Billed as a “metaphysical love story” on its poster, Between Waves tells the story of professional photographer Jamie (Fiona Graham), whose quantum physicist boyfriend Isaac (Luke Robinson) has gone missing, and is presumed dead. Haunted by his disappearance while attempting to continue with life as normal, Jamie gets more and more wrapped up in figuring out exactly what happened, and is convinced that his disappearance has something to do with Isaac’s research into parallel dimensions. The more obsessed she becomes, the more it becomes unclear as to whether she has hit upon the truth or is experiencing some kind of stress and grief induced delusion.
This sets the film up for the potential to explore some interesting and unusual avenues, tying together a romance with inter-dimensional exploration and perhaps even the potential to explore the process of grief and how difficult it can be feeling like there are answers that can never quite be reached. Unfortunately, the film fails to do any of these things convincingly, often lacking credibility thanks to a script that eschews nuance in favour of an overly simplistic heavy-handedness that reduces the impact of scenes that should be far more captivating than they are.
This isn’t helped by the fact that the film never quite feels focused enough, or has enough conviction, to truly make the most of its themes. There’s a stilted quality to the dialogue that makes every conversation feel like a poor facsimile of a real conversation rather than a truly authentic one, and this results in interactions that are more laughable than powerful, especially when the film is buying into its own unearned seriousness. This, blended with the fact that it never gets under the skin of its core concepts, means that there are quite large sections that feel superfluous to the general story. A large section of the film is spent on the Azores, which look immaculate thanks to the gorgeous cinematography. However, despite the beauty of the island, the narrative suffers from a lot of aimless wandering, and narrative choices that feel like they are trying to force the point rather than allow it to breathe and come to the fore naturally. That lack of nuance is at the core of the film’s failings, and it’s a shame, because perhaps there is a metaphysical love story here that could work, with a script that took the time to ensure it all came together more intelligibly and explored both the metaphysical science fiction story and the love story in a more satisfying fashion.

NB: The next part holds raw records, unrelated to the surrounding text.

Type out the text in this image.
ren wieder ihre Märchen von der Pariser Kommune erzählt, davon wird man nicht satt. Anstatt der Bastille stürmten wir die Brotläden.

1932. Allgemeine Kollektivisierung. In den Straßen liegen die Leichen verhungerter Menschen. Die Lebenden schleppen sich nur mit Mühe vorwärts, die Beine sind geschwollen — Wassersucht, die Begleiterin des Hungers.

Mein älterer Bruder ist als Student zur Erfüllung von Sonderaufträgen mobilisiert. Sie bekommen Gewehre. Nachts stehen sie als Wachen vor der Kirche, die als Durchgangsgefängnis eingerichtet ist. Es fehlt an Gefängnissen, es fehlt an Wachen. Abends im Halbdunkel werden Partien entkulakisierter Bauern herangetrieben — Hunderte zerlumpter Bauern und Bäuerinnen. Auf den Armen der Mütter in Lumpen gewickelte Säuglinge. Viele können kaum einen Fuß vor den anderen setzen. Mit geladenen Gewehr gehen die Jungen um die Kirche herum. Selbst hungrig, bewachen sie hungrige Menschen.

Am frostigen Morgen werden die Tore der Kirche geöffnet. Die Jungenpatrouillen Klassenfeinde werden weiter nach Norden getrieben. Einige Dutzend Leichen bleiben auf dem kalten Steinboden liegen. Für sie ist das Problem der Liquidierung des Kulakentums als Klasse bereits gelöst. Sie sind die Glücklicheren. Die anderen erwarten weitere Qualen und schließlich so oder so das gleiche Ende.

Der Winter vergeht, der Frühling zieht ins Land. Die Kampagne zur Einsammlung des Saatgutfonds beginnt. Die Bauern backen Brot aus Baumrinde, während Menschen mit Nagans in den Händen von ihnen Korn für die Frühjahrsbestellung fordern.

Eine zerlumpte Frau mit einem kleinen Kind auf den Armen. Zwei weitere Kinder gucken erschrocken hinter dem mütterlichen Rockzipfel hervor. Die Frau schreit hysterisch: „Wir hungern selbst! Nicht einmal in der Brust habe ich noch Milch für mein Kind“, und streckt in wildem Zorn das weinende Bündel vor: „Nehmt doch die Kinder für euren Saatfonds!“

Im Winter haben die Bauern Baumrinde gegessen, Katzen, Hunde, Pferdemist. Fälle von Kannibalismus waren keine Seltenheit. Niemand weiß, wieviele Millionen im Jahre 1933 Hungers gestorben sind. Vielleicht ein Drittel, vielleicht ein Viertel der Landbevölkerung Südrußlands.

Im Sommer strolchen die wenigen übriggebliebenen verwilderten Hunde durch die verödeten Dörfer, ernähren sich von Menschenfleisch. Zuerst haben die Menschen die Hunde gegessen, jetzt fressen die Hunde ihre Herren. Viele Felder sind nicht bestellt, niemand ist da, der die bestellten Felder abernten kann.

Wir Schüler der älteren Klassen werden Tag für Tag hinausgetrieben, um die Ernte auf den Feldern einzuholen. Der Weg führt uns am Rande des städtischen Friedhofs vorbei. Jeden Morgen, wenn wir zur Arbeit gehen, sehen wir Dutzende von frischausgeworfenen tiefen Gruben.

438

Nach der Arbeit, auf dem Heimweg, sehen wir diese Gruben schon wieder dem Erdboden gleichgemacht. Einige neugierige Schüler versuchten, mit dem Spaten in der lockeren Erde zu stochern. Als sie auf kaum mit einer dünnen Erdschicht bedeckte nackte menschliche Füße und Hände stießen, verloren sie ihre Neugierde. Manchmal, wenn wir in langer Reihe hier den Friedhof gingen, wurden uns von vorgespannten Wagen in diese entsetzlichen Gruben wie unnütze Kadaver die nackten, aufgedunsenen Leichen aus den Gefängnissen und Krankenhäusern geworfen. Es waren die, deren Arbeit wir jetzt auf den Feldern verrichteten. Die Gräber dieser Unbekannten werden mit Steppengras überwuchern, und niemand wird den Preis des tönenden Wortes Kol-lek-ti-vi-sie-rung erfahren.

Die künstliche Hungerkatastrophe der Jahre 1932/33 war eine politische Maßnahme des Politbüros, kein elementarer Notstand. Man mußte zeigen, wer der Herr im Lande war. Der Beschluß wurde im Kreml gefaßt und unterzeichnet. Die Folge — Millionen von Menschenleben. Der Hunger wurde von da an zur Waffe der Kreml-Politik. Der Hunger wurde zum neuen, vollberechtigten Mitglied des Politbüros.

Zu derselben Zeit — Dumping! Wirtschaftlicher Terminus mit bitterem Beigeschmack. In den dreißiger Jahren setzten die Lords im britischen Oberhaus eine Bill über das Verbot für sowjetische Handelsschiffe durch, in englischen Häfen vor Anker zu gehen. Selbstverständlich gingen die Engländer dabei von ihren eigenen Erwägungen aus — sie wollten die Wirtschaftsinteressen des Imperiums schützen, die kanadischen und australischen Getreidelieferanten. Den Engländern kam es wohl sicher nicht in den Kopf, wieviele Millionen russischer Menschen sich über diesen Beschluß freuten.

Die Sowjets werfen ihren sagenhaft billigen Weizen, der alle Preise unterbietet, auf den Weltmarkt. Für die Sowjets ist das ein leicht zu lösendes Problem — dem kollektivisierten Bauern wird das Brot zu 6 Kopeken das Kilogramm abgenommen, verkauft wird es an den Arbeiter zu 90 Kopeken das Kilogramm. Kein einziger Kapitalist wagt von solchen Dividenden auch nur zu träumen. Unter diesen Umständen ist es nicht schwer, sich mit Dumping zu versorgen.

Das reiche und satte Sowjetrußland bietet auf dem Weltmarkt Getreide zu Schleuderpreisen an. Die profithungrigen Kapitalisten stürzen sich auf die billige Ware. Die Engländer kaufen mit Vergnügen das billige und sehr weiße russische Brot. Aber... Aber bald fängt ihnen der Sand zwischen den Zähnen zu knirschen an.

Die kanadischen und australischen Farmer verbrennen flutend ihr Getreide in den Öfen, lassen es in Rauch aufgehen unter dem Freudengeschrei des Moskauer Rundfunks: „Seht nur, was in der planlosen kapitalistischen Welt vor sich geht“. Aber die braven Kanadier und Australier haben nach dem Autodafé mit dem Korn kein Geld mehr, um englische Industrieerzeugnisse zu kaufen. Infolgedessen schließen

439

That isn’t to say that the film has no redeeming features. The performances are generally solid, even if they are hampered by the script giving them little to work with, and it’s clear that director Virginia Abramovich had some genuinely interesting ideas, but the overall execution just doesn’t work. Where it should be impactful, it’s unconvincing, and it is hard to believe in the characters when you never quite believe their reactions or interactions.
Between Waves is released on digital on Monday 20 September.